Administrative Committee v. Gauf, 188 F.3d 767 (7th Cir.1999), cited by defendant, does not alter this conclusion. In Gauf, the defendant, Patricia Gauf, was injured after an automobile accident. As an employee of Wal-Mart Stores Inc., Gauf was covered under Wal-Mart's Associates' Health and Welfare Plan. The Plan reimbursed Ms. Gauf for her medical treatment on the condition that Ms. Gauf reimburse the plan to the extent of any *981-987 judgment or settlement received relating to the accident.
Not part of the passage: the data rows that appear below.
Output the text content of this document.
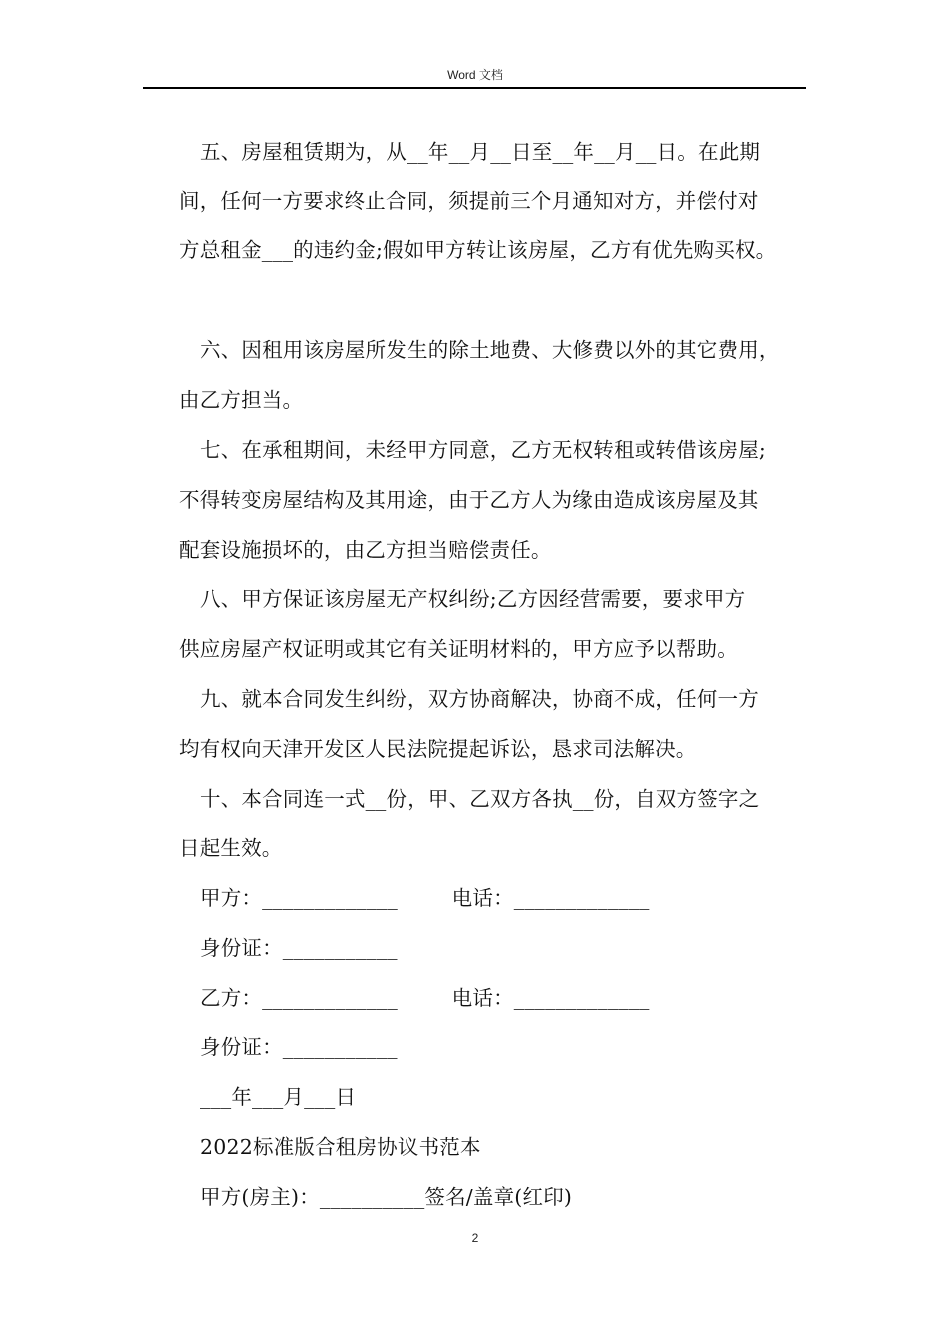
Word 文档
五、房屋租赁期为，从__年__月__日至__年__月__日。在此期
间，任何一方要求终止合同，须提前三个月通知对方，并偿付对
方总租金___的违约金;假如甲方转让该房屋，乙方有优先购买权。
六、因租用该房屋所发生的除土地费、大修费以外的其它费用，
由乙方担当。
七、在承租期间，未经甲方同意，乙方无权转租或转借该房屋;
不得转变房屋结构及其用途，由于乙方人为缘由造成该房屋及其
配套设施损坏的，由乙方担当赔偿责任。
八、甲方保证该房屋无产权纠纷;乙方因经营需要，要求甲方
供应房屋产权证明或其它有关证明材料的，甲方应予以帮助。
九、就本合同发生纠纷，双方协商解决，协商不成，任何一方
均有权向天津开发区人民法院提起诉讼，恳求司法解决。
十、本合同连一式__份，甲、乙双方各执__份，自双方签字之
日起生效。
甲方：_____________        电话：_____________
身份证：___________
乙方：_____________        电话：_____________
身份证：___________
___年___月___日
2022标准版合租房协议书范本
甲方(房主)：__________签名/盖章(红印)
2
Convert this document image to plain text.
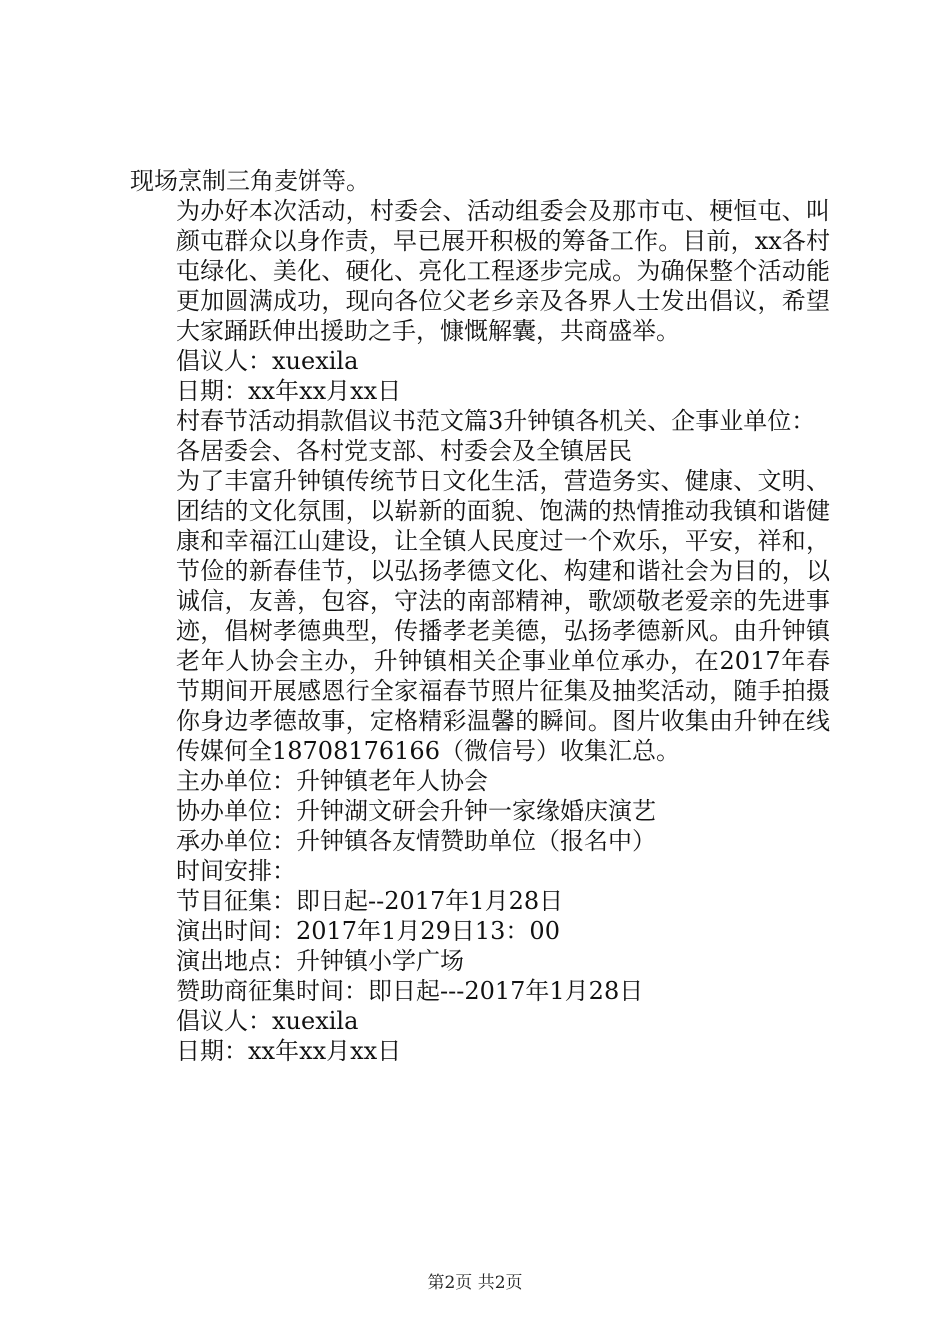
现场烹制三角麦饼等。
为办好本次活动，村委会、活动组委会及那市屯、梗恒屯、叫颜屯群众以身作责，早已展开积极的筹备工作。目前，xx各村屯绿化、美化、硬化、亮化工程逐步完成。为确保整个活动能更加圆满成功，现向各位父老乡亲及各界人士发出倡议，希望大家踊跃伸出援助之手，慷慨解囊，共商盛举。
倡议人：xuexila
日期：xx年xx月xx日
村春节活动捐款倡议书范文篇3升钟镇各机关、企事业单位：
各居委会、各村党支部、村委会及全镇居民
为了丰富升钟镇传统节日文化生活，营造务实、健康、文明、团结的文化氛围，以崭新的面貌、饱满的热情推动我镇和谐健康和幸福江山建设，让全镇人民度过一个欢乐，平安，祥和，节俭的新春佳节，以弘扬孝德文化、构建和谐社会为目的，以诚信，友善，包容，守法的南部精神，歌颂敬老爱亲的先进事迹，倡树孝德典型，传播孝老美德，弘扬孝德新风。由升钟镇老年人协会主办，升钟镇相关企事业单位承办，在2017年春节期间开展感恩行全家福春节照片征集及抽奖活动，随手拍摄你身边孝德故事，定格精彩温馨的瞬间。图片收集由升钟在线传媒何全18708176166（微信号）收集汇总。
主办单位：升钟镇老年人协会
协办单位：升钟湖文研会升钟一家缘婚庆演艺
承办单位：升钟镇各友情赞助单位（报名中）
时间安排：
节目征集：即日起--2017年1月28日
演出时间：2017年1月29日13：00
演出地点：升钟镇小学广场
赞助商征集时间：即日起---2017年1月28日
倡议人：xuexila
日期：xx年xx月xx日
第2页 共2页
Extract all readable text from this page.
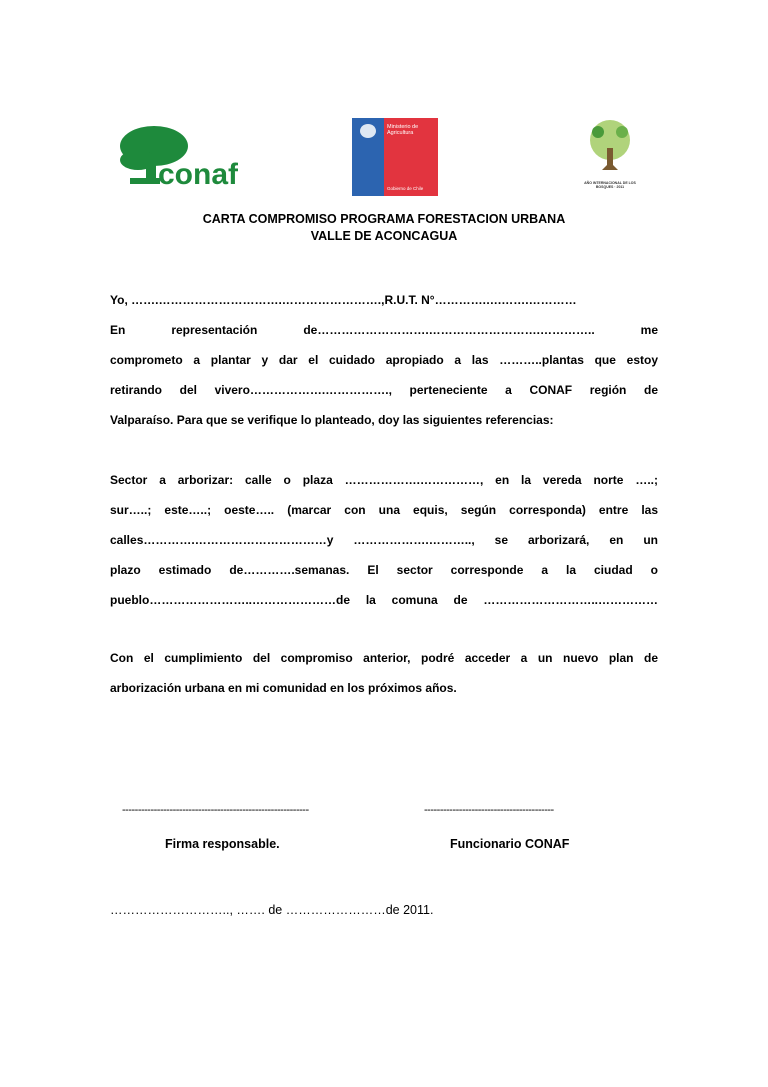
conaf
Ministerio de
Agricultura
Gobierno de Chile
AÑO INTERNACIONAL DE LOS BOSQUES · 2011
CARTA COMPROMISO PROGRAMA FORESTACION URBANA
VALLE DE ACONCAGUA
Yo, …….………………………….…………………….,R.U.T. N°………….….…….…………
En representación de……………………….……………………….………….. me
comprometo a plantar y dar el cuidado apropiado a las ………..plantas que estoy
retirando del vivero……………….……………., perteneciente a CONAF región de
Valparaíso. Para que se verifique lo planteado, doy las siguientes referencias:
Sector a arborizar: calle o plaza ……………….……………, en la vereda norte …..;
sur…..; este…..; oeste….. (marcar con una equis, según corresponda) entre las
calles………….……………………………y ……………….……….., se arborizará, en un
plazo estimado de………….semanas. El sector corresponde a la ciudad o
pueblo……………………..…………………de la comuna de ………………………..……………
Con el cumplimiento del compromiso anterior, podré acceder a un nuevo plan de
arborización urbana en mi comunidad en los próximos años.
-----------------------------------------------------------	-----------------------------------------
Firma responsable.	Funcionario CONAF
……………………….., ……. de ……………………de 2011.
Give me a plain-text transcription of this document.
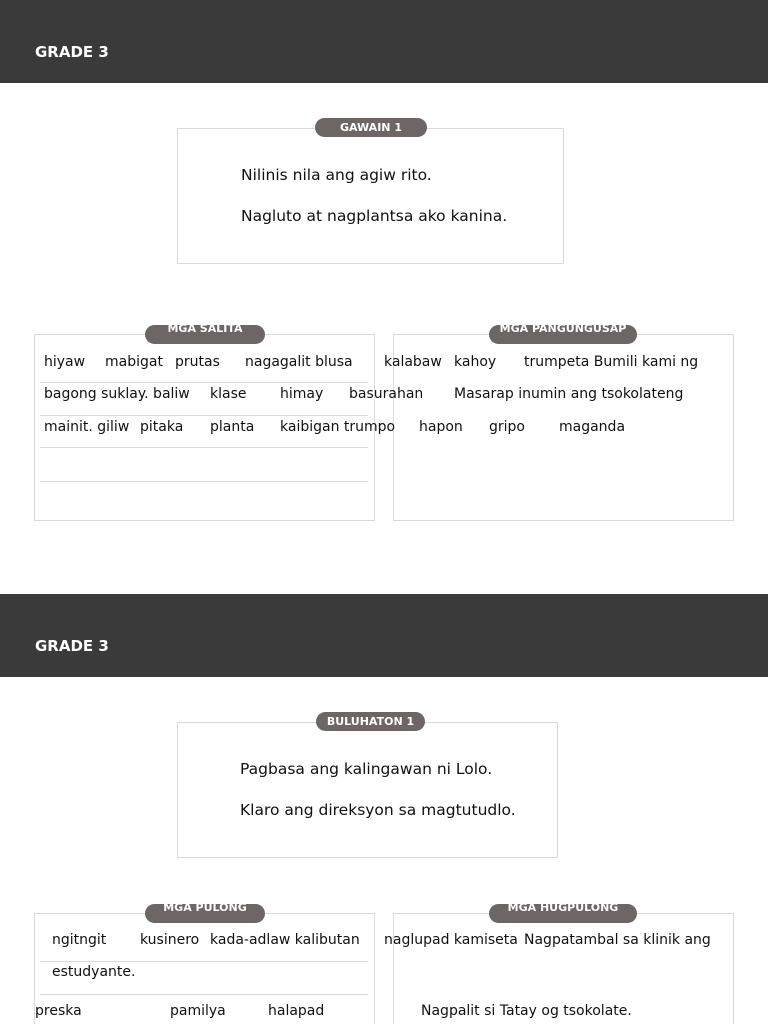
GRADE 3
GAWAIN 1
Nilinis nila ang agiw rito.
Nagluto at nagplantsa ako kanina.
MGA SALITA	MGA PANGUNGUSAP
hiyaw mabigat prutas nagagalit blusa kalabaw kahoy trumpeta Bumili kami ng
bagong suklay. baliw klase himay basurahan Masarap inumin ang tsokolateng
mainit. giliw pitaka planta kaibigan trumpo hapon gripo maganda
GRADE 3
BULUHATON 1
Pagbasa ang kalingawan ni Lolo.
Klaro ang direksyon sa magtutudlo.
MGA PULONG	MGA HUGPULONG
ngitngit kusinero kada-adlaw kalibutan naglupad kamiseta Nagpatambal sa klinik ang
estudyante.
preska	pamilya	halapad	Nagpalit si Tatay og tsokolate.
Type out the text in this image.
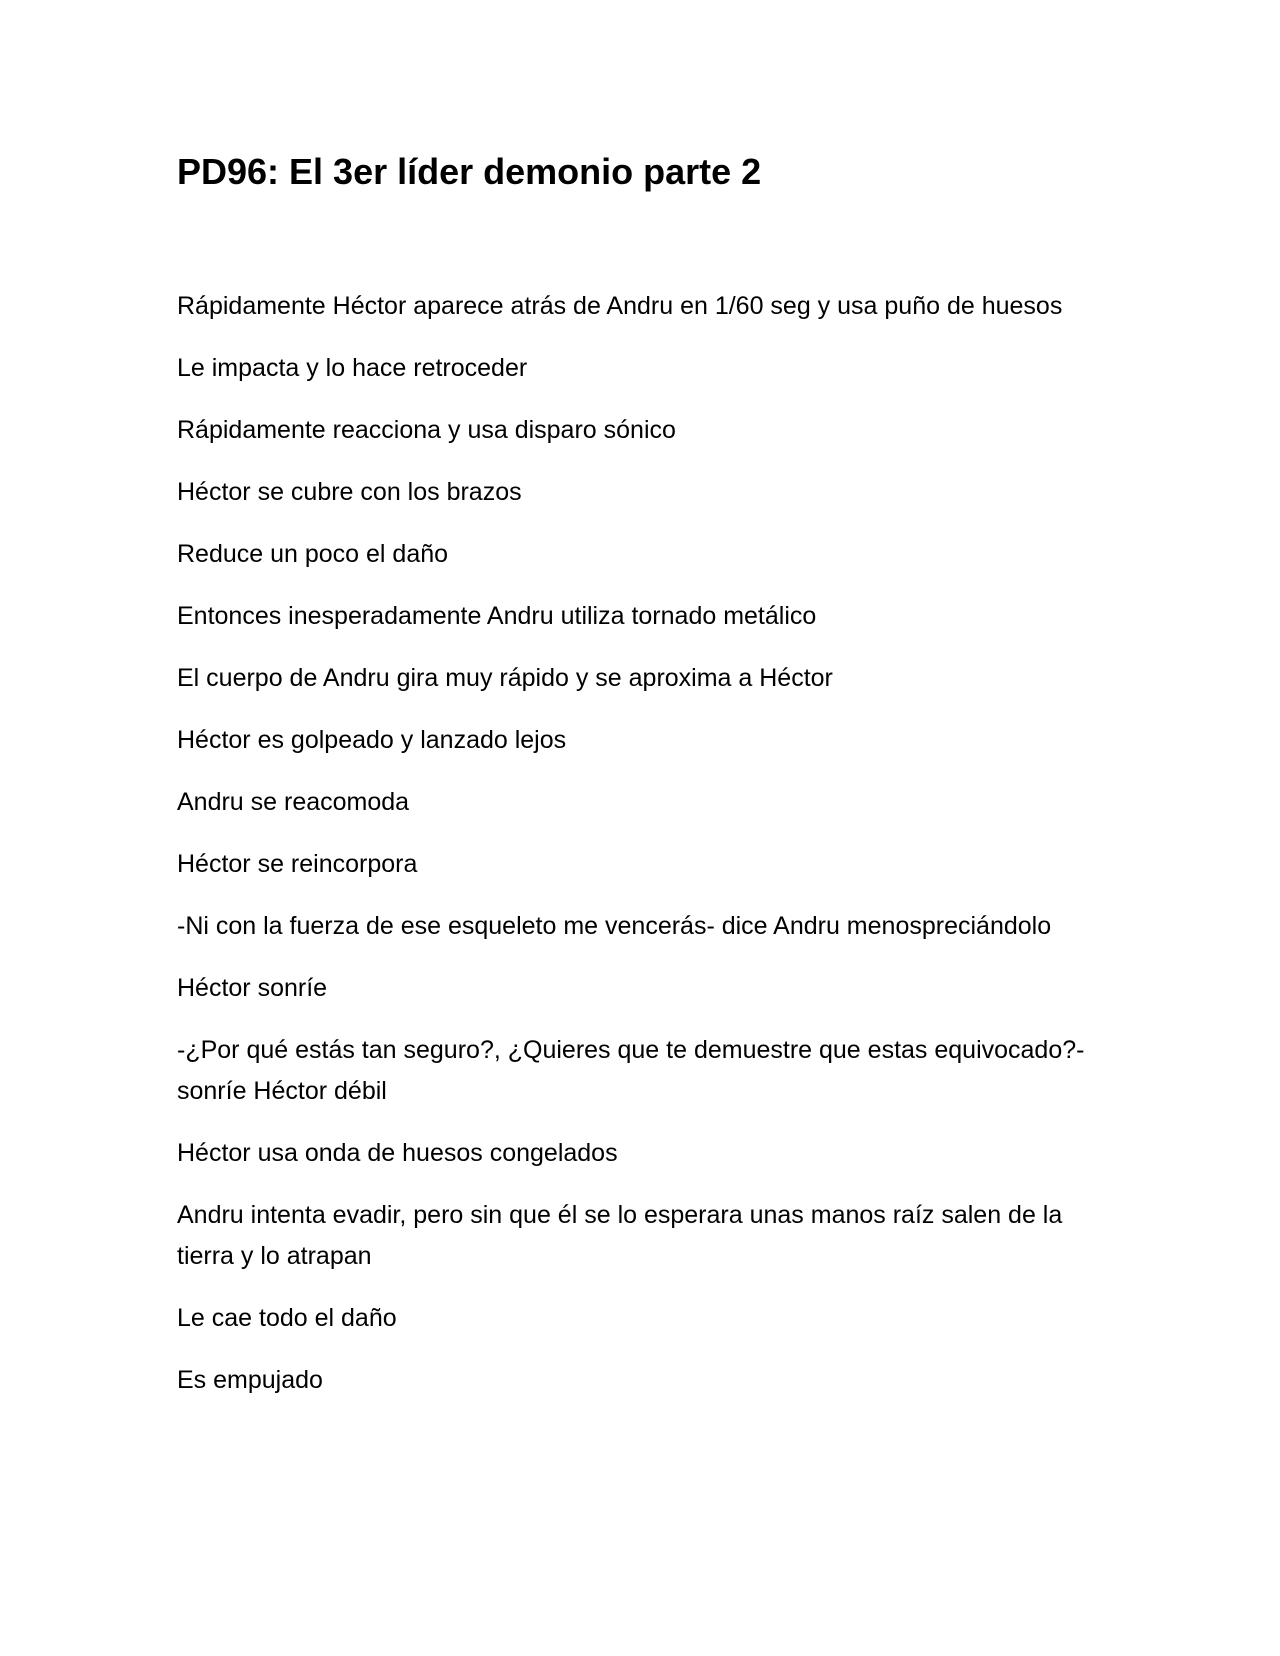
PD96: El 3er líder demonio parte 2

Rápidamente Héctor aparece atrás de Andru en 1/60 seg y usa puño de huesos

Le impacta y lo hace retroceder

Rápidamente reacciona y usa disparo sónico

Héctor se cubre con los brazos

Reduce un poco el daño

Entonces inesperadamente Andru utiliza tornado metálico

El cuerpo de Andru gira muy rápido y se aproxima a Héctor

Héctor es golpeado y lanzado lejos

Andru se reacomoda

Héctor se reincorpora

-Ni con la fuerza de ese esqueleto me vencerás- dice Andru menospreciándolo

Héctor sonríe

-¿Por qué estás tan seguro?, ¿Quieres que te demuestre que estas equivocado?- sonríe Héctor débil

Héctor usa onda de huesos congelados

Andru intenta evadir, pero sin que él se lo esperara unas manos raíz salen de la tierra y lo atrapan

Le cae todo el daño

Es empujado
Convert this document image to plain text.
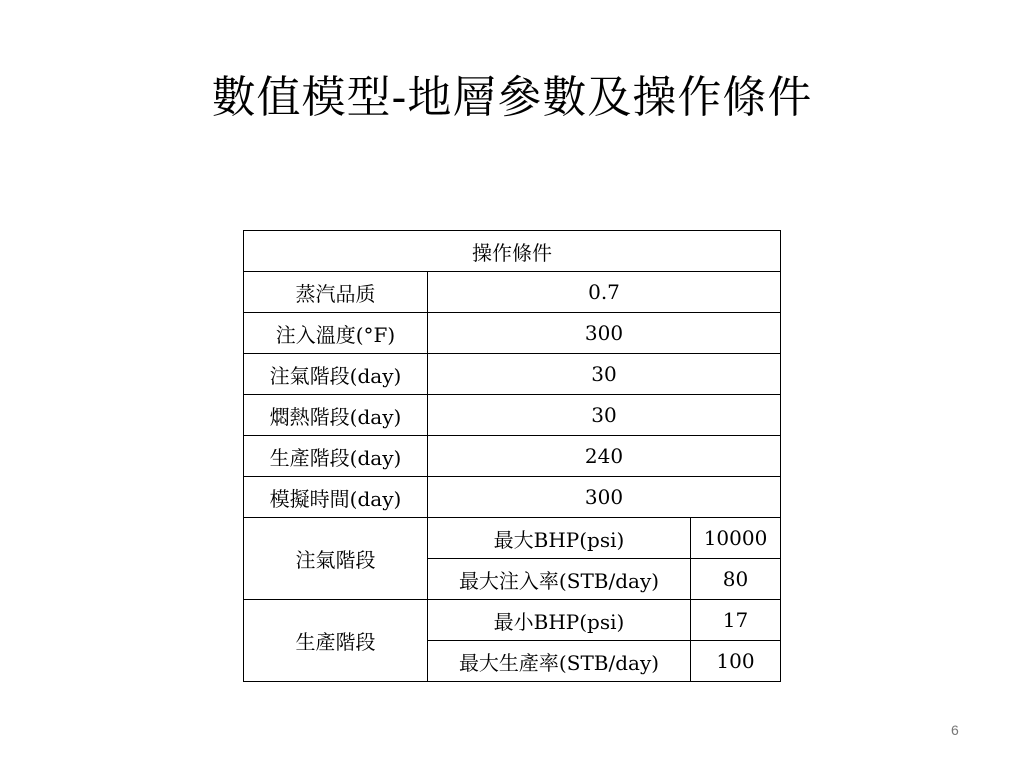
數值模型-地層參數及操作條件
操作條件		
蒸汽品质	0.7	
注入溫度(°F)	300	
注氣階段(day)	30	
燜熱階段(day)	30	
生產階段(day)	240	
模擬時間(day)	300	
注氣階段	最大BHP(psi)	10000
	最大注入率(STB/day)	80
生產階段	最小BHP(psi)	17
	最大生產率(STB/day)	100
6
In a separate tort action against the driver of the other automobile involved in the accident, Ms. Gauf received a verdict in her favor and collected $36,000. Subsequently, the plaintiff, the Administrative Committee of the Associates' Health and Welfare Plan ("the Committee"), sought an order in federal court compelling Ms. Gauf to reimburse the Plan for the benefits it had paid to her relating to the accident. The Committee based its claim on the ERISA governed plan. Therefore, Gauf presented the opposite scenario than the one presented in Speciale, Blackburn, and the instant case. Indeed, the Gauf court recognized this distinction and cited Speciale and Blackburn with approval. Id. at 771. Whereas the plaintiff's complaint in Gauf was based on a provision in an ERISA governed plan and stated a claim under § 502(a)(3) of ERISA, plaintiff's claim in the instant case is brought to apportion funds, pursuant to state law. Although defendant invokes § 502(a)(3) of ERISA as a defense to plaintiff's motion, the issues raised in plaintiff's complaint, not those added in defendant's response, control the litigation. Jass, 88 F.3d at 1482. Consequently, because plaintiff's Motion to Adjudicate Lien was based on the Illinois Common Fund Doctrine and not the ERISA based plan, this case is distinguishable from Gauf.

Conclusion
For the reasons set forth above, plaintiff's motion to remand is granted.
NOTES
[1]  Under the Illinois Common Fund Doctrine, a party who creates, preserves or increases the value of a fund in which others have an ownership interest may be reimbursed from that fund for litigation expenses. Blackburn v. Sundstrand, 115 F.3d 493, 496 (7th Cir. 1997).